- Born: Jamal al-Din Ibn Yusuf 2 February 1411 Cairo, Mamluk Sultanate (modern-day Egypt)
- Died: 5 June 1470 (aged 59) Cairo, Mamluk Sultanate
- Resting place: Cairo, Egypt
- Occupation: Historian
- Writing career
- Years active: circa 1435–1470
- Notable works: Al-Nujum al-zahira fi muluk Misr wa'l-Qahira النجوم الزاھرۃ فی ملوک مصر والقاھرۃ

= Ibn Taghribirdi =

Muslim Mamluk historian (1411–1470)

Jamal al-Din Yusuf bin al-Amir Sayf al-Din Taghribirdi (جمال الدين يوسف بن الأمير سيف الدين تغري بردي), or Abū al-Maḥāsin Yūsuf ibn Taghrī-Birdī, or Ibn Taghribirdi (2 February 1411— 5 June 1470; 813–874 Hijri) was an Islamic historian born in the 15th century in Mamluk Egypt. He studied under al-Ayni and al-Maqrizi, two of the leading Cairene historians and scholars of the day.

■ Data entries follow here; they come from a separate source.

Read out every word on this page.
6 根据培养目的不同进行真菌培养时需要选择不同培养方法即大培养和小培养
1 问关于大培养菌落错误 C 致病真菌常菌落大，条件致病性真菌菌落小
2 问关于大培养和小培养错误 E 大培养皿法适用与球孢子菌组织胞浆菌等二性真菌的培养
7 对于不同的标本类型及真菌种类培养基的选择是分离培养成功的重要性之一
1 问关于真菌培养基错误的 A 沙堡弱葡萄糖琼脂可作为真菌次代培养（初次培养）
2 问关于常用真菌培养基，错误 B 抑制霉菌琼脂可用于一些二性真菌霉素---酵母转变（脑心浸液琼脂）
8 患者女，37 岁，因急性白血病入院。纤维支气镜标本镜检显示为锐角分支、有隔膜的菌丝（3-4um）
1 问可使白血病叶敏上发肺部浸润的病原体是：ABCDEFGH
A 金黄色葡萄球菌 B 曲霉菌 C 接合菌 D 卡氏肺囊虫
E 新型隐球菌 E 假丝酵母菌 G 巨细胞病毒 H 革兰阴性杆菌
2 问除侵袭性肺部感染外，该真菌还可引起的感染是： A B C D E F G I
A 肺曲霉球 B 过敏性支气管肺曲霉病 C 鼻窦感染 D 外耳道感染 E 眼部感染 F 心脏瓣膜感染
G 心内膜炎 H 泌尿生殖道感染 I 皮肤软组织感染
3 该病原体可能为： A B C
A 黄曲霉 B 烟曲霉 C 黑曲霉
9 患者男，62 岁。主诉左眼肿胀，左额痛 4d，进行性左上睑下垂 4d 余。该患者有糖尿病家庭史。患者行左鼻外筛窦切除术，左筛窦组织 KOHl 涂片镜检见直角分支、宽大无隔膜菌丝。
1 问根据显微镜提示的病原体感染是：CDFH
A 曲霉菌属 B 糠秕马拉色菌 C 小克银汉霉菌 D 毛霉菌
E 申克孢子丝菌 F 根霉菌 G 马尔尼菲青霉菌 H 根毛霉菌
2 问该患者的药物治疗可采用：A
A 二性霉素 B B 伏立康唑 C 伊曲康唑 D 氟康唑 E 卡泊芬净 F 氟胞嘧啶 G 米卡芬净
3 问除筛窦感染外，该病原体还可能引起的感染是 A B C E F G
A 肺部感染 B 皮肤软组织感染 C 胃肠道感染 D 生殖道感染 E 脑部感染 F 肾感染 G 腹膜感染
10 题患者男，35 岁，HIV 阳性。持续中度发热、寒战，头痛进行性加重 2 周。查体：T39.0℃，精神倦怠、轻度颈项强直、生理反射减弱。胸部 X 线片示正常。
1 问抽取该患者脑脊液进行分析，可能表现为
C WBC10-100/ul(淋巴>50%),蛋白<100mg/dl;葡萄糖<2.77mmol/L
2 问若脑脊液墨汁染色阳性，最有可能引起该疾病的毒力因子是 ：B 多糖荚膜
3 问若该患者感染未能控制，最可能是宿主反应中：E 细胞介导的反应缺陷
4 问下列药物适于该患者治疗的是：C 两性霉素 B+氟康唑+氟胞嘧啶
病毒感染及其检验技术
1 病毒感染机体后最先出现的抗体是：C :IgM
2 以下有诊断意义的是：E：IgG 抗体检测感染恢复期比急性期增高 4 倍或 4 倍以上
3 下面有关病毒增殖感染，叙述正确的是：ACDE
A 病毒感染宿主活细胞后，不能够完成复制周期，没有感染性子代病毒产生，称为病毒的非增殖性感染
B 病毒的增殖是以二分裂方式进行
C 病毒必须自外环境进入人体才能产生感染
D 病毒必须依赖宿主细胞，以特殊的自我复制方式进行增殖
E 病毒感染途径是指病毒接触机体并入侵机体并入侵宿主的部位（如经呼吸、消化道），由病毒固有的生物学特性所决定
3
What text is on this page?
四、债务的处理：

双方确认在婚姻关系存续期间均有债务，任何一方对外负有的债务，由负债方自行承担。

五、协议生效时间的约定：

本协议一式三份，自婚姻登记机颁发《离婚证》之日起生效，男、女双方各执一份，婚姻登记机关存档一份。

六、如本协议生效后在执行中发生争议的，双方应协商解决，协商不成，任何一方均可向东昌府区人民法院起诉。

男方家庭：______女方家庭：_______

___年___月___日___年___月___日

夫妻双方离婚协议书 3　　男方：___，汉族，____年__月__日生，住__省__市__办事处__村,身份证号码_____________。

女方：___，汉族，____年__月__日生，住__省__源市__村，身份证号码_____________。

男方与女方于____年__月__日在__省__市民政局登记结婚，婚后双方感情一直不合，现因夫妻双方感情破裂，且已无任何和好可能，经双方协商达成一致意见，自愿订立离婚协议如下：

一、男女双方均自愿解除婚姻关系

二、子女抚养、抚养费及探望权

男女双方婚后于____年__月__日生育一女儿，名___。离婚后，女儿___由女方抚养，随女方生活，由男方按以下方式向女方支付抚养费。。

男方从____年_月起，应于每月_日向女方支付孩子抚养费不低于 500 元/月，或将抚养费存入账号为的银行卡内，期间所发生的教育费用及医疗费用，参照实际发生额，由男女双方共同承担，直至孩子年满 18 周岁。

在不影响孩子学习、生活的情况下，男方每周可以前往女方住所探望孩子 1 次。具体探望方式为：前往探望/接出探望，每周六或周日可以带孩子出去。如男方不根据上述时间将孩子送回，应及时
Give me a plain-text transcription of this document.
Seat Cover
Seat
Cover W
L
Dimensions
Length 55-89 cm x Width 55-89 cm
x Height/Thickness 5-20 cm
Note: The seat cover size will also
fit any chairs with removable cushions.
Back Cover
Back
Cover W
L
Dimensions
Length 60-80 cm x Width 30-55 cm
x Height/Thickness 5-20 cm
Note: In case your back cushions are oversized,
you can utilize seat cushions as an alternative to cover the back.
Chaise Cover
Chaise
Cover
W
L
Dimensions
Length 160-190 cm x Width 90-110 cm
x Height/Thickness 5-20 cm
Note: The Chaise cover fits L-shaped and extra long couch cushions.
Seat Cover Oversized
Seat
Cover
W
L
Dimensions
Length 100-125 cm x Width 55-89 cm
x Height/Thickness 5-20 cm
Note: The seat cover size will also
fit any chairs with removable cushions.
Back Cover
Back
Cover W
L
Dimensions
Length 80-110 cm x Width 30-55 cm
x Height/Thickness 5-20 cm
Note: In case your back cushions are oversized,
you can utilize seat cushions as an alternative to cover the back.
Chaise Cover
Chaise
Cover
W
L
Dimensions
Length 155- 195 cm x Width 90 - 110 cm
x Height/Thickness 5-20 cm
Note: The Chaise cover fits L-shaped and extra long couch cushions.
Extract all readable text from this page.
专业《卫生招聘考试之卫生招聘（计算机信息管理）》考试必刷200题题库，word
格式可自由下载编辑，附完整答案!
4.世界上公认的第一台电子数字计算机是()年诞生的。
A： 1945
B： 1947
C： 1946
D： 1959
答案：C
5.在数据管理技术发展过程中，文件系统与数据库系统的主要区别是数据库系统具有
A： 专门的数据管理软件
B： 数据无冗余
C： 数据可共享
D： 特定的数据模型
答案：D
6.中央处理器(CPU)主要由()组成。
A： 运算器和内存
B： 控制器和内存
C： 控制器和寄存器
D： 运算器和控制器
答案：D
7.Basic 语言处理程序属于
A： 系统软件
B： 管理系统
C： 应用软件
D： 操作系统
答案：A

Ibn Taghribirdi's most famous work is a multi-volume chronicle of Egypt and the Mamluk sultanate called al-Nujum al-zahira fi muluk Misr wa'l-Qahira. His style is annalistic and gives precise dates for most events; this format makes it clear that Ibn Taghribirdi had privileged access to the sultans and their records. The name "Taghribirdi" is cognate to modern Turkish "Tanrıverdi" and means god-given in Turkic languages.

==Works==
- Al-Nujūm al-Zāhirah fī Mulūk Miṣr wa-al-Qāhirah (النجوم الزاهرة في ملوك مصر والقاهرة). Chronicle of period from the Islamic conquest of Egypt in 641 to 1468.
  - Edited by William Popper. 12. vols. Cairo, Dār al-Kutub al-Miṣrīyah, 1929–56.
  - Miṣr al-Jadīdah, al-Qāhirah, al-Maktab al-ʻArabī lil-Maʻārif (المكتب العربي للمعارف), 2017.
- al-Manhal al-ṣāfī wa-al-mustawfá baʻda al-wāfī (المنهل الصافي والمستوفي بعد الوافي); 13-vol. biographical dictionary with approx. 3000 entries celebrating the lives of sultans, princes (amirs), scholars and scientists (ulama), dignitaries, and entertainers, from the Bahri dynasty and later.
- Ḥawādith al-duhūr fī madá al-ayyām wa-al-shuhūr (حوادث الدهور في مدى الأيام والشهور); Egypt history 1250–1517 continues al-Maqrizi's Suluk li-ma'rifat duwwal al-muluk.
- Al-Baḥr al-zākhir fī tārīkh al-ʻālam wa-akhbār al-awāʼil wa-al-awākhir (البحر الزاخر في تاريخ العالم وأخبار الأوائل والأواخر); universal history from creation of Adam (National Library of Paris, No.1551); Iraq MS purchased by Dar al-Kutub, Egypt.
- Mawrid al-laṭāfah fī man waliya al-salṭanah wa-al-khilāfah (مورد اللطافة في من وليه السلطنة والخلافة); Biographies of the sultans and the caliphs.

==Bibliography==
- History of Egypt 1382–1469; transl. from the Arabic Annals of Abu l-Maḥāsin Ibn Taghrī Birdī by William Popper, Berkeley 1954–63.